Children often pay tribute to their parents and thank them for all the love and support they have shown during their formative years and beyond.
The ceremony is usually followed by a celebratory meal and then a party until the small hours.
I understand you are able to conduct the ceremonies yourself, does this make you feel special to be part of the day?
The first time I conducted a ceremony it happened by complete accident but it was a very lovely thing to be able to do.
The couple were in their 80s and wanted to celebrate 50 years of marriage, both thought the other had booked a celebrant when in reality neither had.
It was one of those heart stopping moments but I thought to myself… I’ve seen this done hundreds of times surely I can step in. A quick dash to the office to download a typical service and we were back on track.
The couple were incredibly grateful and I loved doing it.
Since then I’ve actively offered my services, it’s a real honour to be part of something so special.
Does the ceremony have any legalities or require any official formalities?

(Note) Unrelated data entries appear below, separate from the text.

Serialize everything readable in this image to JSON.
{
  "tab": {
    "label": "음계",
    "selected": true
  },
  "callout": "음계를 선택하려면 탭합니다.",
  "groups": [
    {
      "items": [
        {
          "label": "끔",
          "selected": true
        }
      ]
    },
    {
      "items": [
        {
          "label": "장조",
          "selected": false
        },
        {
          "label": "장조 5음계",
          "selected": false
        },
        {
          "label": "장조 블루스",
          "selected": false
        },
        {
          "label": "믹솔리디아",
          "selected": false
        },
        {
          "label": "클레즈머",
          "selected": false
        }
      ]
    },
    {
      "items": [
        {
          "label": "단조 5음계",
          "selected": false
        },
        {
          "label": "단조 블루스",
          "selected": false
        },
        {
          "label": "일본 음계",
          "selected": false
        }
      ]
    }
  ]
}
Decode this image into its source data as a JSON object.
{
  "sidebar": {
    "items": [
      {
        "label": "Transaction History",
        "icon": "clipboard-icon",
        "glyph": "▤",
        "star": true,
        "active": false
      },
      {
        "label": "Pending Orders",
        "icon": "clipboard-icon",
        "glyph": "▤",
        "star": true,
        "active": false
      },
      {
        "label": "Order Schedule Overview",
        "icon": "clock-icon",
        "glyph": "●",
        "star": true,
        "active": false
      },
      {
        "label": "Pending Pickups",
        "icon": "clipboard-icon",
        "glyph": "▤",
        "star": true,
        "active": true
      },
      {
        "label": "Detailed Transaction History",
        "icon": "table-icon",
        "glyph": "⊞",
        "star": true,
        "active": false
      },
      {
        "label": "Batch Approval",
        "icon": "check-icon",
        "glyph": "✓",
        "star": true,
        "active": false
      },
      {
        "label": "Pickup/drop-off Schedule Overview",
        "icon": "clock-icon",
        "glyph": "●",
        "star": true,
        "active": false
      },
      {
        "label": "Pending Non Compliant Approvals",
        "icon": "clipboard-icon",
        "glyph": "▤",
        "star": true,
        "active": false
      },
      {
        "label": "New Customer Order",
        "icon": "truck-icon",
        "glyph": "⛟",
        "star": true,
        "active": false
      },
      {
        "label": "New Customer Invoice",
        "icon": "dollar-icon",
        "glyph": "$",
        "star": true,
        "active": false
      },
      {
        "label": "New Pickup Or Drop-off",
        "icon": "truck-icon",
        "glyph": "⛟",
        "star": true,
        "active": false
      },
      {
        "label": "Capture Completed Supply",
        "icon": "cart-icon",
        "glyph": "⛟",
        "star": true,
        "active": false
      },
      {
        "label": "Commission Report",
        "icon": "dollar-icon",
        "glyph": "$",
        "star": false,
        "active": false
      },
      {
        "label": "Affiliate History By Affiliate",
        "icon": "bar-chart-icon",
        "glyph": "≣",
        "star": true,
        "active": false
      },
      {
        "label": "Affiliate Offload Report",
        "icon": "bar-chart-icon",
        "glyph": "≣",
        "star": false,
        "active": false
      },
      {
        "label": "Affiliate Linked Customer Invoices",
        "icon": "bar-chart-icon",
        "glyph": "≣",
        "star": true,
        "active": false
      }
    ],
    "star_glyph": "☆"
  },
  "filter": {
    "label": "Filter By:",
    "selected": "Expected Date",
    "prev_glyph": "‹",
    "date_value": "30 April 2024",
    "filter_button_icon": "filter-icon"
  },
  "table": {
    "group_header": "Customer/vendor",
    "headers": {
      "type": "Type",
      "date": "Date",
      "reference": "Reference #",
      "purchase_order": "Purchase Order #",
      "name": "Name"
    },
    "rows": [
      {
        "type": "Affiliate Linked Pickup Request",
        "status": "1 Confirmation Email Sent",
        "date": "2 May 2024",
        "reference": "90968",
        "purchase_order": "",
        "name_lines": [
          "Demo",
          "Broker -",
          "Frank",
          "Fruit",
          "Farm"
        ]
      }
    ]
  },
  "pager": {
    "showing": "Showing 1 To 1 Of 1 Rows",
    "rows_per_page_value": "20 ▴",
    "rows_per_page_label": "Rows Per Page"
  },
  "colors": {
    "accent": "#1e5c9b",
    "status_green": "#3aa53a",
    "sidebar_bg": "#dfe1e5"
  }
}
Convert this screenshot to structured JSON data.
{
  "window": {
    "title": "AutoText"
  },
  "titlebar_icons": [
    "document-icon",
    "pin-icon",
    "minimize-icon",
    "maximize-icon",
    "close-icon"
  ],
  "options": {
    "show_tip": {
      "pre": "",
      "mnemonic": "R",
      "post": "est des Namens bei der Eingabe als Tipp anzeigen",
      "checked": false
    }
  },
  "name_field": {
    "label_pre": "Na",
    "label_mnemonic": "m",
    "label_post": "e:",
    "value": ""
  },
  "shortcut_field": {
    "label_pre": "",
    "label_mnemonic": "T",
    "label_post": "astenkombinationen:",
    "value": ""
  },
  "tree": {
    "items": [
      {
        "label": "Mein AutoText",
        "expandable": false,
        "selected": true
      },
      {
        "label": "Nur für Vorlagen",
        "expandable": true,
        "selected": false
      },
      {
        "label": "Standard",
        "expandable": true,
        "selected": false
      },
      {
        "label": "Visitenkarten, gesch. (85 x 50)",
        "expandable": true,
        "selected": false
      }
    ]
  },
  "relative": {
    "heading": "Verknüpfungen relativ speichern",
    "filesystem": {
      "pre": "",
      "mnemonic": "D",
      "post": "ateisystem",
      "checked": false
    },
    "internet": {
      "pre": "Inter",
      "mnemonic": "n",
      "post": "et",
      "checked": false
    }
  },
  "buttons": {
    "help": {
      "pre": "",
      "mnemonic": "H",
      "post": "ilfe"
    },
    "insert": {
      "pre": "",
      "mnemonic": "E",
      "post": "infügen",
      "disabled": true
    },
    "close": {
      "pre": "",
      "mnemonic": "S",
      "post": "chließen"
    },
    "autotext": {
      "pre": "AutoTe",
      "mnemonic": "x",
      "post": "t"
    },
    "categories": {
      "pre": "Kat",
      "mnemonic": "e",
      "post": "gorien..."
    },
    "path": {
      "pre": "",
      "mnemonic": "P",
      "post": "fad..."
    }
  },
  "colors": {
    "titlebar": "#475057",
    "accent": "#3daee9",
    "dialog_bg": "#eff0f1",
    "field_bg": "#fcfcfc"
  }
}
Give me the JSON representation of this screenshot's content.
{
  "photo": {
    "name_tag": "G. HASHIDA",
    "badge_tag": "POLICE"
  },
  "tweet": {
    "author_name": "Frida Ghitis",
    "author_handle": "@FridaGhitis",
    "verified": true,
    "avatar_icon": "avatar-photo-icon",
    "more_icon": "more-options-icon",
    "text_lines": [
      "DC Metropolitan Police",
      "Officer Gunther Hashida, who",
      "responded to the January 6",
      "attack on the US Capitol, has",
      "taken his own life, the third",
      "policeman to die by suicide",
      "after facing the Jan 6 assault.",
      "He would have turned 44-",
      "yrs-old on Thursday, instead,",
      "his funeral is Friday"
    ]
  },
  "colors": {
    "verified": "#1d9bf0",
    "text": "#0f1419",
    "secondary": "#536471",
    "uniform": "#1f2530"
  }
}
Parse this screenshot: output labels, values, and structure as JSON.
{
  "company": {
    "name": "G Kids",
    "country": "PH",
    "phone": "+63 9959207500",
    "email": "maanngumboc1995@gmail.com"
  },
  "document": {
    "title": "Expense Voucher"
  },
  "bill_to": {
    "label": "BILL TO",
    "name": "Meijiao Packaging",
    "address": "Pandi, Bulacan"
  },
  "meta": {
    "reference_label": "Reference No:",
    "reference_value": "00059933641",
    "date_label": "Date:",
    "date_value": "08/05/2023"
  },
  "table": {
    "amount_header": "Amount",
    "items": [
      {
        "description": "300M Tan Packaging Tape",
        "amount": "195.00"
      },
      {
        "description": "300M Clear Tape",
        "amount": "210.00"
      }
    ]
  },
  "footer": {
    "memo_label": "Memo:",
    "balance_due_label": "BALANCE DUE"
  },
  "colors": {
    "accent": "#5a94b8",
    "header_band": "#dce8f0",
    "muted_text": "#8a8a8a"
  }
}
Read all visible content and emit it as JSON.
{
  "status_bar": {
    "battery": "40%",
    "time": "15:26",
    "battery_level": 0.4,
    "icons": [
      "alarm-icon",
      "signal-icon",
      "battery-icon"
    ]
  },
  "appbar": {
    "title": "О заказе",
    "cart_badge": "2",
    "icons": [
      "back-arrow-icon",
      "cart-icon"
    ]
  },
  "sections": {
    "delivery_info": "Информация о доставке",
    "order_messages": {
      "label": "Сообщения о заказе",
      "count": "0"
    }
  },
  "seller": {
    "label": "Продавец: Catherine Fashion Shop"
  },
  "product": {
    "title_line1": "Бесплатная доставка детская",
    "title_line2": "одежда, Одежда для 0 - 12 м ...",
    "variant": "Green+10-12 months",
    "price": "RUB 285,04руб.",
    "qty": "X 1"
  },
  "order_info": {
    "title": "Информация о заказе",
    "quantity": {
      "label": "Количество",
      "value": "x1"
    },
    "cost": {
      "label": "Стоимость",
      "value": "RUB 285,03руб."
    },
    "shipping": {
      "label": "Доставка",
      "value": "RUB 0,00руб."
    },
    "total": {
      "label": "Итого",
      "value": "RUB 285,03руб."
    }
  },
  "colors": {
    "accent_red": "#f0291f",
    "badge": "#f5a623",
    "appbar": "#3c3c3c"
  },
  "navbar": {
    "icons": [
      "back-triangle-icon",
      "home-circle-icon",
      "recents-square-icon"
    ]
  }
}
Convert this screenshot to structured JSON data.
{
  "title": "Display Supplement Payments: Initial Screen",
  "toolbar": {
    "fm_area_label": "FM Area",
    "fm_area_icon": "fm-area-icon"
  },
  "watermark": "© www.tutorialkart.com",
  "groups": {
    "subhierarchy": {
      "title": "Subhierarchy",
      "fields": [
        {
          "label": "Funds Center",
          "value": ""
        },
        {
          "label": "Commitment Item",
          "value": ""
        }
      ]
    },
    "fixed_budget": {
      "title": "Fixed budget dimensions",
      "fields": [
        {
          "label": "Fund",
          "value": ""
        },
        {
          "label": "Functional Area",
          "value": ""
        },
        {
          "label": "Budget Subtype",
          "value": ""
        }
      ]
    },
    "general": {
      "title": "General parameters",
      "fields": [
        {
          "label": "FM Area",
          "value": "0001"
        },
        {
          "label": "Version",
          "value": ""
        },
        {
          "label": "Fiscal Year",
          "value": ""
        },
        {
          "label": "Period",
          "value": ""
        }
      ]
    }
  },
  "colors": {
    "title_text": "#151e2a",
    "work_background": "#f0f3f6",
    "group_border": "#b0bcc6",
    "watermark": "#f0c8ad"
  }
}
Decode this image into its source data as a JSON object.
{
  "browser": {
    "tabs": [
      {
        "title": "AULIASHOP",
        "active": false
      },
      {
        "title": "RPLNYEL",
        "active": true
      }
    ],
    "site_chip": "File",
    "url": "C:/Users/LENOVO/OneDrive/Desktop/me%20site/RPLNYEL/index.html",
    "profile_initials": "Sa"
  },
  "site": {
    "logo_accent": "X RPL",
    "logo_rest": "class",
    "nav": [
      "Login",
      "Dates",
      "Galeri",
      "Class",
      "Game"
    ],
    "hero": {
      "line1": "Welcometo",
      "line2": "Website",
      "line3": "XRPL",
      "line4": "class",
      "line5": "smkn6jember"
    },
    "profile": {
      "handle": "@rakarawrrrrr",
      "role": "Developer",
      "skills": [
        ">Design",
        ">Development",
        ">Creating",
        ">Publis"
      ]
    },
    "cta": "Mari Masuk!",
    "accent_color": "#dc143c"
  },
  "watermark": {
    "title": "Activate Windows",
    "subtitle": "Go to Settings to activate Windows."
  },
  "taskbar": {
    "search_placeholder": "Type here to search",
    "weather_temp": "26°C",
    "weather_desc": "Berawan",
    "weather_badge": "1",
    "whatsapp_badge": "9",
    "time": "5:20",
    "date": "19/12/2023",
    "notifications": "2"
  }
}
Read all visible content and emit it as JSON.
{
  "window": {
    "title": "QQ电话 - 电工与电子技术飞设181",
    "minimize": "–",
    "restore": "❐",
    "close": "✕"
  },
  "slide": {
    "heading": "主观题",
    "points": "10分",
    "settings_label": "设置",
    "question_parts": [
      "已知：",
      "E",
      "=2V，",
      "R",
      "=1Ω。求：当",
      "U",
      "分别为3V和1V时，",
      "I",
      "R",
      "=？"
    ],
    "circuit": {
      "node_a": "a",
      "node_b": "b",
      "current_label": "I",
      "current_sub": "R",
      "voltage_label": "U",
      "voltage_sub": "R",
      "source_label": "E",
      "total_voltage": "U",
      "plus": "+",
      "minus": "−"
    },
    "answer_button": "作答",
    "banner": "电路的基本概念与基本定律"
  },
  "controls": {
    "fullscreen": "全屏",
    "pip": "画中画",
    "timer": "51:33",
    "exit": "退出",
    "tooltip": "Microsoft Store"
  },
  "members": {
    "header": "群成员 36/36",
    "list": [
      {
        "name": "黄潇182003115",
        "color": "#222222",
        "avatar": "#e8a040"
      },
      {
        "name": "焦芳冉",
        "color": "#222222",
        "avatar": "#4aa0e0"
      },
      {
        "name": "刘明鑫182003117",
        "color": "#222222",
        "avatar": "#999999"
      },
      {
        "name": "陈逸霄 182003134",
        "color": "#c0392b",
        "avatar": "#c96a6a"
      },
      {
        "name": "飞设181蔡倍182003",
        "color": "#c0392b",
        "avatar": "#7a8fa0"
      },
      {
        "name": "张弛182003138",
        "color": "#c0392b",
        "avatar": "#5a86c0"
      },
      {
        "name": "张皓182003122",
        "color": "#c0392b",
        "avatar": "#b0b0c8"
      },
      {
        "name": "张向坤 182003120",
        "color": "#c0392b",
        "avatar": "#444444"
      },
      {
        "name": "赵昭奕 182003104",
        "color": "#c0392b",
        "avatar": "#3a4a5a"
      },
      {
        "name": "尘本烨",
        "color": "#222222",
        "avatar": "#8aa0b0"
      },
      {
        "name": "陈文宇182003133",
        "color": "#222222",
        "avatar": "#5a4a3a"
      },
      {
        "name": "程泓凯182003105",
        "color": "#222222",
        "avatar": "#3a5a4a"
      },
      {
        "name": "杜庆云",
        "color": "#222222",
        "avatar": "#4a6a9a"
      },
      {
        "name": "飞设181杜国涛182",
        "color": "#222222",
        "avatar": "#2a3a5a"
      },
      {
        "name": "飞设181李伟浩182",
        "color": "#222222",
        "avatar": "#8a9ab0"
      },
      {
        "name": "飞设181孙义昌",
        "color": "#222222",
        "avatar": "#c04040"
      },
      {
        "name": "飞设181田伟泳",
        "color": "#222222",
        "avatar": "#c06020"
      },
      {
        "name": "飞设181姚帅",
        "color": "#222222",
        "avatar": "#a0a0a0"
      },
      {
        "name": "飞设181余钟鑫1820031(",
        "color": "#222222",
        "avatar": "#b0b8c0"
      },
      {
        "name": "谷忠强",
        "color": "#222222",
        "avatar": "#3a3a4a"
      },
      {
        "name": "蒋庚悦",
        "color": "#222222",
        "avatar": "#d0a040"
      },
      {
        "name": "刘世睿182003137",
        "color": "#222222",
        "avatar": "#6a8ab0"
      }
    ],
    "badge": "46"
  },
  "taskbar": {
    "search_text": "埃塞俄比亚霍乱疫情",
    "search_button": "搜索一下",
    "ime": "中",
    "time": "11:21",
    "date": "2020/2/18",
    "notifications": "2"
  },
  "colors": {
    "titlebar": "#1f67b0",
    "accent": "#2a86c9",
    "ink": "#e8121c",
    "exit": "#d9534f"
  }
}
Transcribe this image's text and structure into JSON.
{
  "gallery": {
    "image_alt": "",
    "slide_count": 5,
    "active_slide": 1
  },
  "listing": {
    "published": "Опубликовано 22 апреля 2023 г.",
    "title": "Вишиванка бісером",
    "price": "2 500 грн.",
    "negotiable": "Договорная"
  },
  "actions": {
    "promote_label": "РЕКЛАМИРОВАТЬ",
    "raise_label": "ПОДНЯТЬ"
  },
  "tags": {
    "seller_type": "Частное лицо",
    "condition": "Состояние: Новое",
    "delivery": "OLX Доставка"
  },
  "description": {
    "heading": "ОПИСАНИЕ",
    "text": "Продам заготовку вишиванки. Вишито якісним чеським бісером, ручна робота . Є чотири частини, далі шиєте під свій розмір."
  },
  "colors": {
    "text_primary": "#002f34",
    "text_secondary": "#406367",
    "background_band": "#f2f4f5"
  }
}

None whatsoever which always for the great degree of flexibility, anyone can perform the ceremony and close family members are often chosen to do so which makes the whole thing unique and personal.
What is the difference between renewals and weddings?
Very little really, renewals tend to be less formal but still have a great sense of occasion.
What advice would you give couples looking to renew their vows?
Do it! We should bring our family and friends together at every possible opportunity and I can think of no better reason to do so.
I’d also encourage them to put a great deal of thought into vows and promises. Marriage can be hard work and couples should congratulate each other on a job well done as every year passes.
Are you noticing an increase in older couples getting married at Ye Olde Bell?
Not necessarily, we’ve always had a wide spectrum of ages.
I really enjoy getting to know couples as we go through the planning stages especially hearing what brought them together. Some amazing stories emerge regardless of age. A few times we’ve had mature couples who were childhood sweethearts, gone their separate ways and then found each other again after they’d suffered bereavement. Always heart-warming.